I don’t need the answers right now, but I’ll email them to Calvin Andrus at the CIA, and also Congressman Tierney’s office and have him forward it to the House Select Committee on Intelligence. None of these questions come close to betraying operational intelligence. They are all questions about system aspects. And maybe I’m barely scratching the surface here.

  1. There are 28,000 articles. (Intelink had 440,000 as early as 1998) How many are people, places, or things? Of the people, how many are U.S. citizens, and how many are foreign nationals? I understand that by statute the FBI can have files on American citizens, but the C.I.A. cannot; so would citizens not be listed?

  2. How many are of the articles define external things (what one expects in an encyclopedia), and how many articles are about native information (meeting minutes, etc.)? Is any native information entered here first, or is it entered into departmental servers?

  3. The report mentions 3,600 contributors. What fraction of the intelligence community does this represent? (Some of the articles from 1998 suggested 50,000 or 300,000) How many are contributors, and how many are editors?

  4. What percent of edits are factual, grammatical, or analytical?

  5. The articles have cited Intellipedia for updating 80 times to react to the East River plane crash of Cory Lidle. Was this the best way to disseminate live news? Does it accommodate mobile users as well?

  6. How many documents do analysts review in a week? Does Intellipedia add to the glut or reduce it?

  7. Has the emailing of document attachments been reduced?

  8. Are legacy document management systems planning to be retired?

  9. One can measure the success of a system by counting how many times questions are answered by a search– or not. Has that been done?

  10. The industry-leading content management systems– such as Stellant, Vignette– include features to help audit who accesses what. It’s handy from an auditing point of view, to prevent abuses. Is this built into Intellipedia?

  11. Wikipedia tends to not practice “latching” versions– stamping a version with an ID so that it can be referred to directly — though perhaps other wiki setups do. Has Intellipedia done this? e.g., the example of the NIE on Nigeria– did that get a 2006-Final stamp?

  12. The FBI response to the OIG report promised that “the FBI is applying XML data standards and metadata tagging to facilitate the exchange of information with the intelligence community.” (Granted, the same document from 2004 promised the deployment of the Virtual Case File system, which was subsequently canned).

  13. Simple bookmark sharing/tagging systems are much more efficient and organizing outside content than blogging or wikis. Has DNI deployed that?

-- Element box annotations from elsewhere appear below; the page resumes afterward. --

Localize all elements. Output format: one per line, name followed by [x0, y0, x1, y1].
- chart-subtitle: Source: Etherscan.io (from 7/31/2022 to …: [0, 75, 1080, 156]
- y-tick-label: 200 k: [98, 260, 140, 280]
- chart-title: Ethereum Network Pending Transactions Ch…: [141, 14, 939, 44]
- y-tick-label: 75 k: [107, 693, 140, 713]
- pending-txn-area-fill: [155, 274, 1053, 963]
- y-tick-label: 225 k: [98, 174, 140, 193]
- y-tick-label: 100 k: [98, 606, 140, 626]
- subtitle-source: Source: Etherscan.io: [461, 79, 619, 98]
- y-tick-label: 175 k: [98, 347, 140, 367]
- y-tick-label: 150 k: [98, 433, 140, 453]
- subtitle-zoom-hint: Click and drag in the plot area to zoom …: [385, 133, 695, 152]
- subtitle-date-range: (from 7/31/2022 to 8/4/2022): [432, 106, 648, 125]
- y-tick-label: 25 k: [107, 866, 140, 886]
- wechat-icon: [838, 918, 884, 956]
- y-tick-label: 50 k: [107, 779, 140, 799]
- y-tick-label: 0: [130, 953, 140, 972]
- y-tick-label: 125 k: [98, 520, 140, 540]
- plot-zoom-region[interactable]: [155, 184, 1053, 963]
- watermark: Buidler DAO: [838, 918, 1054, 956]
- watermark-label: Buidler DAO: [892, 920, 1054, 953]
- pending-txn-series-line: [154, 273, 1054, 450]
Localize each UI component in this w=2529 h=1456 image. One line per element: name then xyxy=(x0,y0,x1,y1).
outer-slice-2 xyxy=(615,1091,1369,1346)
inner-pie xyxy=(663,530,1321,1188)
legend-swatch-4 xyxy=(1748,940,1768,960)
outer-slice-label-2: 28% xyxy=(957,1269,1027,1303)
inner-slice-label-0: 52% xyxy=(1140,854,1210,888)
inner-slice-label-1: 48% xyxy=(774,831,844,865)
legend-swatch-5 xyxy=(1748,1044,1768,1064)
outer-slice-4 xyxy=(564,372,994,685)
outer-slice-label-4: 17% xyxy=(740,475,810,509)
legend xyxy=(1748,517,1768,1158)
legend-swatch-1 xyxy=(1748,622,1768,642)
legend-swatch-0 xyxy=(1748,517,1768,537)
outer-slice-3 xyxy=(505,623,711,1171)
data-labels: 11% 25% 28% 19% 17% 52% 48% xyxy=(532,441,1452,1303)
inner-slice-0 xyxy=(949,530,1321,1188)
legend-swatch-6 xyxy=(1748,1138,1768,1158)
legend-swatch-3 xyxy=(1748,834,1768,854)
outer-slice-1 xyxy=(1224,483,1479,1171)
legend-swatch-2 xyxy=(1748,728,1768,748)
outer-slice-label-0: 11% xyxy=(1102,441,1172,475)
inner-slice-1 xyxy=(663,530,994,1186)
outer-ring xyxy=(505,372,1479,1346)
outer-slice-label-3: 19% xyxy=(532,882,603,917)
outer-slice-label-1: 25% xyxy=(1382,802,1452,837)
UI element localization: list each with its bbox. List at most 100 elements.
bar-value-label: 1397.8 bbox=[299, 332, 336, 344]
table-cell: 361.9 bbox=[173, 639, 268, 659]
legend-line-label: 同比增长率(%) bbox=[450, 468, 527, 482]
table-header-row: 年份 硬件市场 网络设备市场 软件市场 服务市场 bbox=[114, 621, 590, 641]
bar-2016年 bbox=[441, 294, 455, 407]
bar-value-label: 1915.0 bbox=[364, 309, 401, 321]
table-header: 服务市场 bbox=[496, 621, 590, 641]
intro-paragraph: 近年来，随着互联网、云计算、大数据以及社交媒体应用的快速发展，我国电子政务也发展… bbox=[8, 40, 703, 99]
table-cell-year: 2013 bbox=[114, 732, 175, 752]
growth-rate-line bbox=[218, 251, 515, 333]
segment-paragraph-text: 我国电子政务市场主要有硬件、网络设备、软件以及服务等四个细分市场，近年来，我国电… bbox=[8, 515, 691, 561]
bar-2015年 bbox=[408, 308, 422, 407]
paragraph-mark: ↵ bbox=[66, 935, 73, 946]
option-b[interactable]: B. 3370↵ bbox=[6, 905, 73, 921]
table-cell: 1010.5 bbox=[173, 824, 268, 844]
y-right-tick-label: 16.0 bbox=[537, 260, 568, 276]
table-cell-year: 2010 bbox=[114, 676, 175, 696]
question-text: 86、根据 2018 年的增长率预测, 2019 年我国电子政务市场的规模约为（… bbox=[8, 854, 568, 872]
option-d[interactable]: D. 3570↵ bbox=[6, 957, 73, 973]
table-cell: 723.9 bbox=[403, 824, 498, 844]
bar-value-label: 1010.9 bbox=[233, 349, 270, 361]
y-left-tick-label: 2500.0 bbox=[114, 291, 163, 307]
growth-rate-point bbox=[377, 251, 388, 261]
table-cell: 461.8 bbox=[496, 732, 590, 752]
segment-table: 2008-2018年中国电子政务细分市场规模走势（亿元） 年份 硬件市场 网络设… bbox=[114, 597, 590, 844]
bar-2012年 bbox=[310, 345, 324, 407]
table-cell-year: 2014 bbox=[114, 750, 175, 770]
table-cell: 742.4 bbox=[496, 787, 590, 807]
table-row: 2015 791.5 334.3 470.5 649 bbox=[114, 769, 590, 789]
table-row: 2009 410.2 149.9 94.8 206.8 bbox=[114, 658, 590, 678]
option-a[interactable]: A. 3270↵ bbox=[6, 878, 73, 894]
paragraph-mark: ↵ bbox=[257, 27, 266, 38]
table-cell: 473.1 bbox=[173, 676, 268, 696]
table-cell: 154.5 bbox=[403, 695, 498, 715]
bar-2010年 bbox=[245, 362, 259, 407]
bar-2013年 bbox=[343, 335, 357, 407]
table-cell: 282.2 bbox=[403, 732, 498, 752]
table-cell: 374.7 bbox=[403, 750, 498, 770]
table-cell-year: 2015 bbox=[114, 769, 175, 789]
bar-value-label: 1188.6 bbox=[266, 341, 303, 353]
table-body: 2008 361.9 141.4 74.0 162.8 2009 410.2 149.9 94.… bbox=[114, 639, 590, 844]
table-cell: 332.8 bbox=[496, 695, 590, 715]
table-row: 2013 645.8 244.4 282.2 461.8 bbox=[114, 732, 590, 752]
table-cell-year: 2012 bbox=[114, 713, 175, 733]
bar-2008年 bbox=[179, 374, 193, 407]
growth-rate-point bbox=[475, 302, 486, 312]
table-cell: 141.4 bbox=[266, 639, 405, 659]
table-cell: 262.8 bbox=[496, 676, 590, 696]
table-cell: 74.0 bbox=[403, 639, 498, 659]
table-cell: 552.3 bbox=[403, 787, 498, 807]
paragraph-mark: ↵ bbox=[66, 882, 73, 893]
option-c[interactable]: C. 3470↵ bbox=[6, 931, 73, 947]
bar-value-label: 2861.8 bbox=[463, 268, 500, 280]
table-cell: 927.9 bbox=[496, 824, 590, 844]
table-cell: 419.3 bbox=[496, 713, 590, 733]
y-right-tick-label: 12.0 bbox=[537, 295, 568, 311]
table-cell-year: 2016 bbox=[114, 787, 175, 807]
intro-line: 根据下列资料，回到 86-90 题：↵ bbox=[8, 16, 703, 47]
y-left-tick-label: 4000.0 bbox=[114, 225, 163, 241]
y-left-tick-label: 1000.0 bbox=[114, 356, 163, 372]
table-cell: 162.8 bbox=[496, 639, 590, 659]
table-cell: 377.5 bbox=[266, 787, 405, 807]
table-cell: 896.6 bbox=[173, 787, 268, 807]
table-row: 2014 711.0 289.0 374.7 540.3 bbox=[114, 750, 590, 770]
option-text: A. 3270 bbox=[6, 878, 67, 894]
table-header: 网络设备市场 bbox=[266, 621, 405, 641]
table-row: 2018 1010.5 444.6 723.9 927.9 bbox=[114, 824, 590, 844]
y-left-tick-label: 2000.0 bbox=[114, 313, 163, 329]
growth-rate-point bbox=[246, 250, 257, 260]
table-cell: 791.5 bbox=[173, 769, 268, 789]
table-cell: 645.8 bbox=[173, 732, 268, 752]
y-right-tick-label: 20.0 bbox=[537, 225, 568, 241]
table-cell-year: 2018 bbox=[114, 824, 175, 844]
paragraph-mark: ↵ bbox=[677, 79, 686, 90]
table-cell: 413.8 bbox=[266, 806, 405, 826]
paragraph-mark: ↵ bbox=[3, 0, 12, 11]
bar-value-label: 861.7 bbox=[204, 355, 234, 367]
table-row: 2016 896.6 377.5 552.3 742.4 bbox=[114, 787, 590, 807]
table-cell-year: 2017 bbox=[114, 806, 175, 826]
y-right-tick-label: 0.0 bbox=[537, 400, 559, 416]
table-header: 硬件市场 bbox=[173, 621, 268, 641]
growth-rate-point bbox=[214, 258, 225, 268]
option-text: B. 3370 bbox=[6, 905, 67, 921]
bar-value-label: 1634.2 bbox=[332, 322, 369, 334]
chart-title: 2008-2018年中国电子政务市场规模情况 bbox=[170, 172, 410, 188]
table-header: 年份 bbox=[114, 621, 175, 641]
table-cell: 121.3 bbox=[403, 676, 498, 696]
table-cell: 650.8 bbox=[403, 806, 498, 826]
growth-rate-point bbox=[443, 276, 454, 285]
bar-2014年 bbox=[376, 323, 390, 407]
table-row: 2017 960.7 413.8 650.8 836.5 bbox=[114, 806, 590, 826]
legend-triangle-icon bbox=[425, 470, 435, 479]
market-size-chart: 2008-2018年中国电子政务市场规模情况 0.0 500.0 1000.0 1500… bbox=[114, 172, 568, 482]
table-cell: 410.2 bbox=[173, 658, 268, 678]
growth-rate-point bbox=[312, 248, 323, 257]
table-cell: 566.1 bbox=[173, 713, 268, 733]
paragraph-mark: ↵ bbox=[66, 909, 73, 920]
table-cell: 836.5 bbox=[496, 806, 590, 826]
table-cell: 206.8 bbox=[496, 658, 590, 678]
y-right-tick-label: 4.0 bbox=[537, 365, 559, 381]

  14. Wikipedia does not integrate with shared bookmarking systems. That may be Jimbo Wales’s prerogative, though it would be highly useful in a heterogeneous environment. does Intellipedia do that?

  15. It would seem straightforward (though not trivial) to have the Secret version of an article pull up the Unclassified version of an article, and similarly, have the Top Secret/SCI level pull up the other two. Is that done/planned? Would this layered access architecture have use outside the intelligence community?

  16. Suppose an analyst search for information which exists in a document for which he doesn’t have clearance. Are you informed of the documents? Is there some special request to be made?

  17. Reading various documents released from the intelligence community, it appears that information is redacted at the release time. Are documents ever marked up at the creation time to indicate various security clearances? That would make the release of documents to lower security clearances automatic.

  18. Wikipedia doesn’t really manage documents containing questions to be asked about the topic (such as what you’re reading). Generally questions are strewn throughout the Talk page. Ideally one would design a “task list” attached to an article, of information to find/confirm, or otherwise the necessary caveats would be part of the prose.